Sam Van Kooten and Dan Van Noord are also on the cutting edge of their field. The two sophomore physics majors each received a $2,500 undergraduate fellowship from the NASA-funded Michigan Space Grant Consortium (MSGC) to continue research on asteroids and stars.
The fellowships will allow for the two physics majors—both of whom minor in astronomy—to extend their research, which they commenced as first-year students. Van Kooten’s research is titled, “Collisional History of the Koronis Zone,” and Van Noord’s, “Studies of Contact Binaries.”
Van Noord is exploring star systems (contact binaries) whose stars are so close together that they are touching and might ultimately merge. He’s hoping to learn more about how that happens.
“By us understanding the fate of the close-contact systems, we can understand the fate of most binary systems in our galaxy,” said Van Noord. His research involves systematically searching through a vast catalog of 198 million stars, identifying the ones that are binaries and studying those with the shortest orbital periods.
“This helps explain how stellar evolution occurs and how it might occur differently in binary systems,” he said.
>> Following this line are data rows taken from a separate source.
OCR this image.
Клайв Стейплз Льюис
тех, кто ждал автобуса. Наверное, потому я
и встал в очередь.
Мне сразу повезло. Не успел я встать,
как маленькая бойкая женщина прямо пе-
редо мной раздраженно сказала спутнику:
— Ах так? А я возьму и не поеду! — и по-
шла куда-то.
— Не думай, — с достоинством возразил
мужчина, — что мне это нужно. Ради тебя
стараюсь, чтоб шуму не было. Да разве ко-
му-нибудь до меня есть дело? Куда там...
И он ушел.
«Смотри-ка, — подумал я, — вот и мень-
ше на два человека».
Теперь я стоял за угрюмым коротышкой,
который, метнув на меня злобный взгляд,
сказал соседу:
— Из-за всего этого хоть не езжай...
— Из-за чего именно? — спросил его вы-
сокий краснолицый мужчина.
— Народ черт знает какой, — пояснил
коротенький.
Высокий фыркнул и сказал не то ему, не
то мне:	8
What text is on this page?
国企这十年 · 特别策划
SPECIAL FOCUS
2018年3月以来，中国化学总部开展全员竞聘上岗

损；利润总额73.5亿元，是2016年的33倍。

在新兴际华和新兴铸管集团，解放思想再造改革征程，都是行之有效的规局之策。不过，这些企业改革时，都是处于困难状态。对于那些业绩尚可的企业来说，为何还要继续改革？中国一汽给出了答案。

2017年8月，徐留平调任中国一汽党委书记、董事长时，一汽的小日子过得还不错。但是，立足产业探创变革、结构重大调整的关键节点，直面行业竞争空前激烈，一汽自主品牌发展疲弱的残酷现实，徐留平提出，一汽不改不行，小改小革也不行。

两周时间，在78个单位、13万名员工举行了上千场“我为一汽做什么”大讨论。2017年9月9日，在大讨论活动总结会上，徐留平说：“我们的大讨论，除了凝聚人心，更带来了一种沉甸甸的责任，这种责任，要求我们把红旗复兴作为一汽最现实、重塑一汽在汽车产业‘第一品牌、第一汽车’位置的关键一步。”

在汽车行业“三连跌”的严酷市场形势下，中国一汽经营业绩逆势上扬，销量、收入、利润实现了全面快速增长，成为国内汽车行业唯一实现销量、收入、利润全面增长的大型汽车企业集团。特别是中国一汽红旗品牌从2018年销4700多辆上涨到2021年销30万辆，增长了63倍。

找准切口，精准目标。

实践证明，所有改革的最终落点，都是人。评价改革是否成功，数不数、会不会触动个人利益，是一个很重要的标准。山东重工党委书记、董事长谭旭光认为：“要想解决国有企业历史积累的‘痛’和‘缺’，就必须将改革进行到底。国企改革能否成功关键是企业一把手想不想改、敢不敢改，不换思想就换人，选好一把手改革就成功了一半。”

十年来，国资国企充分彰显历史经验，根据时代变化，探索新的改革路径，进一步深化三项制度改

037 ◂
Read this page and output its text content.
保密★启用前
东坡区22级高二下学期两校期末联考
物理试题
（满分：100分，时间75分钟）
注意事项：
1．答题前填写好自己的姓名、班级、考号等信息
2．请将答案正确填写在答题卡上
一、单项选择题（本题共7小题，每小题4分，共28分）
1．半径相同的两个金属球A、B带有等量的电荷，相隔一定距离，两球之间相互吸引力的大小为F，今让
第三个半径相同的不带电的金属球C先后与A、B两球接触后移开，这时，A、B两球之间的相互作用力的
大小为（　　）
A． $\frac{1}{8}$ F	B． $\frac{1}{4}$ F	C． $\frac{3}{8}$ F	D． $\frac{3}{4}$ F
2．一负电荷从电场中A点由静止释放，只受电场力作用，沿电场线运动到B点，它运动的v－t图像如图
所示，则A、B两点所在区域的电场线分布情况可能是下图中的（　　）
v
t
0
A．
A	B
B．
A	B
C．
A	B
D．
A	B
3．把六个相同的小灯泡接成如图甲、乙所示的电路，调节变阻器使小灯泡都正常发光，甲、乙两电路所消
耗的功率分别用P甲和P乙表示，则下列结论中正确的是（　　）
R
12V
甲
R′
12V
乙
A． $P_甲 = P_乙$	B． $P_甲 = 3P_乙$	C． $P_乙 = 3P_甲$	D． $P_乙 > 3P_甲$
“What we are looking at here is the cutting edge of this field,” said Van Noord. “We are studying systems that we are discovering pretty much in real time, and we are learning all sorts of new things.”
Van Kooten and Van Noord’s recent grants are the latest enrichment to the top-level undergraduate student research at Calvin. Calvin is one of just two solely undergraduate institutions in the state to be included in MSGC. Physics and astronomy professor Deb Haarsma, who serves as Calvin’s representative on the consortium’s board of directors, understands the importance of this new partnership.
“It gives us opportunities for students and faculty to do research in space science and engineering,” she said, “and it provides funding opportunities for science outreach in the community.”